Nos anestésicos, os destaques estão no Propofol 20 ml, o qual o preço médio em dezembro era R$ 13,10, aumentando para R$ 33,40 (+ 154,9%) e a Fentanila 10ml, que de R$ 5,10 passou para R$ 10,50 (+ 105,8%). “Em dezembro, já estávamos trabalhando com uma inflação que vinha desde o começo da pandemia. Já vivenciamos isso no passado e agora estamos vivenciando de uma forma muito mais intensa pelo aumento abrupto dos casos”, fala Rogatti, completando: “Isso mostra que, com a escassez, alguns distribuidores que acabaram estocando para venda estão ofertando a esse preço absurdo, em um momento tão crítico do enfrentamento. Um paciente usa uma quantidade diária significativa destes medicamentos. Se o hospital comprar a esse preço, não conseguirá manter sua sustentabilidade financeira e irá sucumbir”.
SOMATÓRIA DE PROBLEMAS
Como se não bastassem a falta de medicamentos e os altos preços, quando encontrados, o diretor-presidente da Fehosp ressalta que a situação dos hospitais filantrópicos se agrava ainda mais com o subfinanciamento do custeio dos leitos de UTI para o tratamento da Covid-19. “Os R$ 1.600 que o Ministério da Saúde repassa por leito/dia está ficando cada vez mais insuficiente para a cobertura dos gastos”, fala.

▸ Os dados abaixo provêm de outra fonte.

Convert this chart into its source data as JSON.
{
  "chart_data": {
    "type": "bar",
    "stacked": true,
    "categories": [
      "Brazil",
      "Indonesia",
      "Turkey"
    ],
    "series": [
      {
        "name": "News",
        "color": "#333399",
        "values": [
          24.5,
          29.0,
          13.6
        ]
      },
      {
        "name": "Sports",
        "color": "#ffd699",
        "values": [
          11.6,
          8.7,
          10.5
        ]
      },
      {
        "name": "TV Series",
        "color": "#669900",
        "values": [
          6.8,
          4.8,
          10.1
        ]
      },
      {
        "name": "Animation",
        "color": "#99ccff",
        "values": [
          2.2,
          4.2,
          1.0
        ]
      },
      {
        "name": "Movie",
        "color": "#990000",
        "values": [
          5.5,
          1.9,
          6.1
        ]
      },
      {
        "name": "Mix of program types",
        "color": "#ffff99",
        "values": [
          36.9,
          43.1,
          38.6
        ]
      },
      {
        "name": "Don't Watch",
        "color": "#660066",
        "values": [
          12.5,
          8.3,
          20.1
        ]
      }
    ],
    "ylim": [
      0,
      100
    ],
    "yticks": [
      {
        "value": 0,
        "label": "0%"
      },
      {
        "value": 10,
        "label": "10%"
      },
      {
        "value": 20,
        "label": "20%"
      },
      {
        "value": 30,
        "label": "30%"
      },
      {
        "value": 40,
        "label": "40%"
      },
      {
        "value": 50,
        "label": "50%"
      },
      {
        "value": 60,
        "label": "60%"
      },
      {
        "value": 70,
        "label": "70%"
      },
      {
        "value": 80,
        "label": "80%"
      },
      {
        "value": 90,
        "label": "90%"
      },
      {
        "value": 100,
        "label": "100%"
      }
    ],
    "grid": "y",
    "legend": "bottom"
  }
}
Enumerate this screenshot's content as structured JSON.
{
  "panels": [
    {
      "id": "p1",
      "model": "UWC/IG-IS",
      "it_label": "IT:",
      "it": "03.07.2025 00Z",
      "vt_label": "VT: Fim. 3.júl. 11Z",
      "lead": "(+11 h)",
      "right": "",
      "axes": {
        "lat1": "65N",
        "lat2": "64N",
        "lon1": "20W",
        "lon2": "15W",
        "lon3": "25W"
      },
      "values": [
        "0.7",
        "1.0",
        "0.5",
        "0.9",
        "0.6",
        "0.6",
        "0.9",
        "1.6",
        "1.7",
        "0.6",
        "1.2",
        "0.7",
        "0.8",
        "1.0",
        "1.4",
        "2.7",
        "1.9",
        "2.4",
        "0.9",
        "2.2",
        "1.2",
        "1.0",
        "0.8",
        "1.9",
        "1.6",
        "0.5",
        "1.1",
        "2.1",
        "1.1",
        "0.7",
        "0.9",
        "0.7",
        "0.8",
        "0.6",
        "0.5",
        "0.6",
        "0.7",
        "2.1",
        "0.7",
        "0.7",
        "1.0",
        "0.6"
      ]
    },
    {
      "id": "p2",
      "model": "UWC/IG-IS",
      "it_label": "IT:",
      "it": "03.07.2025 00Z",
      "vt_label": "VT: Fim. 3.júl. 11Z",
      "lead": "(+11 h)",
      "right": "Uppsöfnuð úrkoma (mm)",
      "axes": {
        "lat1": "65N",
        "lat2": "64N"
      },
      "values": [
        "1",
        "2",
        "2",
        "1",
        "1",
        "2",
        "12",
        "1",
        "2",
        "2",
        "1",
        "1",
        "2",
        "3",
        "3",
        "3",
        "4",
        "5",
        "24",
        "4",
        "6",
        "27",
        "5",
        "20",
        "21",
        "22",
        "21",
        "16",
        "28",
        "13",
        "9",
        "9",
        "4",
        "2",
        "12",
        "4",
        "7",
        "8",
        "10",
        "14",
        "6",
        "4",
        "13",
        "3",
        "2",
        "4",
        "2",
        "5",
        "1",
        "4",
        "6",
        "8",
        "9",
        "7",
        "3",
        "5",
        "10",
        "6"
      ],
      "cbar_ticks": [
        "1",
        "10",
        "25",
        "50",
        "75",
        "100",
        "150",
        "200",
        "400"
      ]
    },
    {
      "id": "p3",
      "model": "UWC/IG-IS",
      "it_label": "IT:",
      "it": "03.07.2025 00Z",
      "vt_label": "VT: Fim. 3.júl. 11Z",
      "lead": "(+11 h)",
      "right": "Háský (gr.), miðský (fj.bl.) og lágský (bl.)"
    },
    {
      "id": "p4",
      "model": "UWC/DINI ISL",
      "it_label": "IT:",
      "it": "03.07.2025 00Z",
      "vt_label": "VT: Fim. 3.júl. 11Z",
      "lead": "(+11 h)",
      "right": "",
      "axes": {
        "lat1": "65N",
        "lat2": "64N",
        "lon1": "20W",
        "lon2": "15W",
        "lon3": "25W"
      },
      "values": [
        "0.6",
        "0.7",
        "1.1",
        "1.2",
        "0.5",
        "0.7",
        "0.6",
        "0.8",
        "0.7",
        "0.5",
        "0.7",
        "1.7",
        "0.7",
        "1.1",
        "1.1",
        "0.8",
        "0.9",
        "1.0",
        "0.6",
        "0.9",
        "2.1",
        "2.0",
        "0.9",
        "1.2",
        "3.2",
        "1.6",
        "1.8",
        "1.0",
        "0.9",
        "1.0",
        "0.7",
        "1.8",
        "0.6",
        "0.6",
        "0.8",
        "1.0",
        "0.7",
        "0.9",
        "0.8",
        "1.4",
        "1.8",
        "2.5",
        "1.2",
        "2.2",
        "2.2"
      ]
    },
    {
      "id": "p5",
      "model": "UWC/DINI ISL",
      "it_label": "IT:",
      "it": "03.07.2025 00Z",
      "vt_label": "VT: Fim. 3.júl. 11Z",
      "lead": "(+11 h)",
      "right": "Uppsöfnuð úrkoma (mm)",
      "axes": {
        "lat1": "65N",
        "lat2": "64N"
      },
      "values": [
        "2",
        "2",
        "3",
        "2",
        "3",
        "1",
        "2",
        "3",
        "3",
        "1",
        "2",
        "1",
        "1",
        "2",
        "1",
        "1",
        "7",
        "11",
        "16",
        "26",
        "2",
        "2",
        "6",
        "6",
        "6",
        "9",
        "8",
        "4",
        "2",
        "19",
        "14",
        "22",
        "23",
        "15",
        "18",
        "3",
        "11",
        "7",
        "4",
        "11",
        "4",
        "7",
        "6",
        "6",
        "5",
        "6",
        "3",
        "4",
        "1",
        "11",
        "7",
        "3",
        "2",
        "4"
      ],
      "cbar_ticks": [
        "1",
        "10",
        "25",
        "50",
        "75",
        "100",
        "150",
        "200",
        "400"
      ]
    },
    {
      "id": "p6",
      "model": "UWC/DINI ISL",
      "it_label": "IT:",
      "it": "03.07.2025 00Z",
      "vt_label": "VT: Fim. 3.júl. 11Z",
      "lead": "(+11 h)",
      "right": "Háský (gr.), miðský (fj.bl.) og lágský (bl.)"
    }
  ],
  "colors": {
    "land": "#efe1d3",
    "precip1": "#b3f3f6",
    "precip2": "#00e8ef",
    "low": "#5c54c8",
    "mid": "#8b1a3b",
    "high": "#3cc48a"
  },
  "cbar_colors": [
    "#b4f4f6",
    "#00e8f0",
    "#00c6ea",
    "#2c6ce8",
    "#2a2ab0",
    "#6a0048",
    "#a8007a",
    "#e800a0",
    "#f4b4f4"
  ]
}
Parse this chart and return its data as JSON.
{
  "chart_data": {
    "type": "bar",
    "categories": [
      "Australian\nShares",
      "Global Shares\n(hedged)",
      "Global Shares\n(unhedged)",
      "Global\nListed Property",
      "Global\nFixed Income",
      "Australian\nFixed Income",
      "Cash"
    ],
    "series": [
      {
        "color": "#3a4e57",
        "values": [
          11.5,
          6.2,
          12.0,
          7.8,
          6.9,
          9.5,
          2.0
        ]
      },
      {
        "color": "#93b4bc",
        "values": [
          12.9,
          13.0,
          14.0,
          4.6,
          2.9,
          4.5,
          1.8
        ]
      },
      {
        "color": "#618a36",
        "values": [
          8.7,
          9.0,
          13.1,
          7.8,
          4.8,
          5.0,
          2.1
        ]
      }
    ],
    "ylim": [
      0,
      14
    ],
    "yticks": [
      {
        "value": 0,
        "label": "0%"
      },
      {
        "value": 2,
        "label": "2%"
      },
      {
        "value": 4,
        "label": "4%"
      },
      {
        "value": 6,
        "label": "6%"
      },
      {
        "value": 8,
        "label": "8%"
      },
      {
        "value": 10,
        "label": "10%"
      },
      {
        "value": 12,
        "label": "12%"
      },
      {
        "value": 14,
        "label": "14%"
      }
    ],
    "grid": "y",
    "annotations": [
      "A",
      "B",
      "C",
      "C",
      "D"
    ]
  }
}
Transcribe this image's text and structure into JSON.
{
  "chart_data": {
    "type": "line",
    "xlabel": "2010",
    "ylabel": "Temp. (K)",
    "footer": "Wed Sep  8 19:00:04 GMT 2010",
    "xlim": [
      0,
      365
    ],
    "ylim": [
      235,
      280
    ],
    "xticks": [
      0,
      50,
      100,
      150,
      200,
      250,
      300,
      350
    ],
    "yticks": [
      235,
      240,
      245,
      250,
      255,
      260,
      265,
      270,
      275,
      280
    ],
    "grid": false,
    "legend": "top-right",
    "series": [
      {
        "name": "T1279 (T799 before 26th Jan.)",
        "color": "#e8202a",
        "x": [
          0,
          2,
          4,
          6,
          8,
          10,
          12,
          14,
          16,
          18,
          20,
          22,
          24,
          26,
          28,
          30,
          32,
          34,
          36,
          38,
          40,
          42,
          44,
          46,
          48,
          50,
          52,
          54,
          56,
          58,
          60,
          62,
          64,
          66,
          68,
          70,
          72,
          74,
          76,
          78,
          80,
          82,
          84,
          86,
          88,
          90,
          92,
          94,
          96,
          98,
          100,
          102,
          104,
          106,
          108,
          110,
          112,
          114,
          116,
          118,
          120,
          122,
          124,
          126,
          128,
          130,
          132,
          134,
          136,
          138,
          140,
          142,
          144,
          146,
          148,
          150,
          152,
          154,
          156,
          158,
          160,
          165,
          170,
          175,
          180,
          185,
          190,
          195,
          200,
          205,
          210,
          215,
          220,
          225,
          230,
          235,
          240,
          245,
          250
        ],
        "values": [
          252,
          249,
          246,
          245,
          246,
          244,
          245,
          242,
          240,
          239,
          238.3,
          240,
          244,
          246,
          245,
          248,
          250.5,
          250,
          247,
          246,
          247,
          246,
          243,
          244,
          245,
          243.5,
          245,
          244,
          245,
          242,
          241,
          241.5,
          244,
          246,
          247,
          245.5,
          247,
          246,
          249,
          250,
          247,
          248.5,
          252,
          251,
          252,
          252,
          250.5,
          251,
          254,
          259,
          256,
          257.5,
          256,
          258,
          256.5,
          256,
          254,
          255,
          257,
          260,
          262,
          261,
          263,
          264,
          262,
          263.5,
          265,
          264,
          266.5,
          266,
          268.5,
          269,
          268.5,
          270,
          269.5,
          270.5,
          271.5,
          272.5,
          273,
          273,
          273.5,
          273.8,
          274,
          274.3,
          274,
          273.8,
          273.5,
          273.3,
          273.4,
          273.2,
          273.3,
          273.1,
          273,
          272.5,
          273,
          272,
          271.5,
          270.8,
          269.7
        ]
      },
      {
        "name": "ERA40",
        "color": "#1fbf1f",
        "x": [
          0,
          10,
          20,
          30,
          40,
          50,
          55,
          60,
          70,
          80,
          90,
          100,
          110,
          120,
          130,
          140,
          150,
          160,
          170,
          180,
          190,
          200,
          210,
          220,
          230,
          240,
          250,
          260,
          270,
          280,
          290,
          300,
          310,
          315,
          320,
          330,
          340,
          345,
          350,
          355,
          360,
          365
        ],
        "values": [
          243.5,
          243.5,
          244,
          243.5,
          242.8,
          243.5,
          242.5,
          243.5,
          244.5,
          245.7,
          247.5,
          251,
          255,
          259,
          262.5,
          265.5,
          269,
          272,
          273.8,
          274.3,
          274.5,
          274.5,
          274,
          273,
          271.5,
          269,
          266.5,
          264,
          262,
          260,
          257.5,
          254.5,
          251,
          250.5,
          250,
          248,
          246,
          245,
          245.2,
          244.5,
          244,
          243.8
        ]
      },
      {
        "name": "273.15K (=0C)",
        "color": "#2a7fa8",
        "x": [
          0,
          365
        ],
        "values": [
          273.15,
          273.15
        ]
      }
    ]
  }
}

A Santa Casa de Araraquara, por exemplo, não recebe desde fevereiro e o custo para manter o leito está na faixa de R$ 2.500.
“Estamos vivendo um drama, um dos momentos mais difíceis e, com o passar dos dias, a sensação é que hoje está sendo mais difícil do que ontem, porque a gente caminha no enfrentamento à pandemia com a falta dos profissionais de saúde que há um ano estão no combate, escassez de medicamentos, de equipamentos e, para nós, filantrópicos, ainda em meio a tudo isso, sofremos com a falta de financiamento adequado ao custo destes de leitos”, conclui.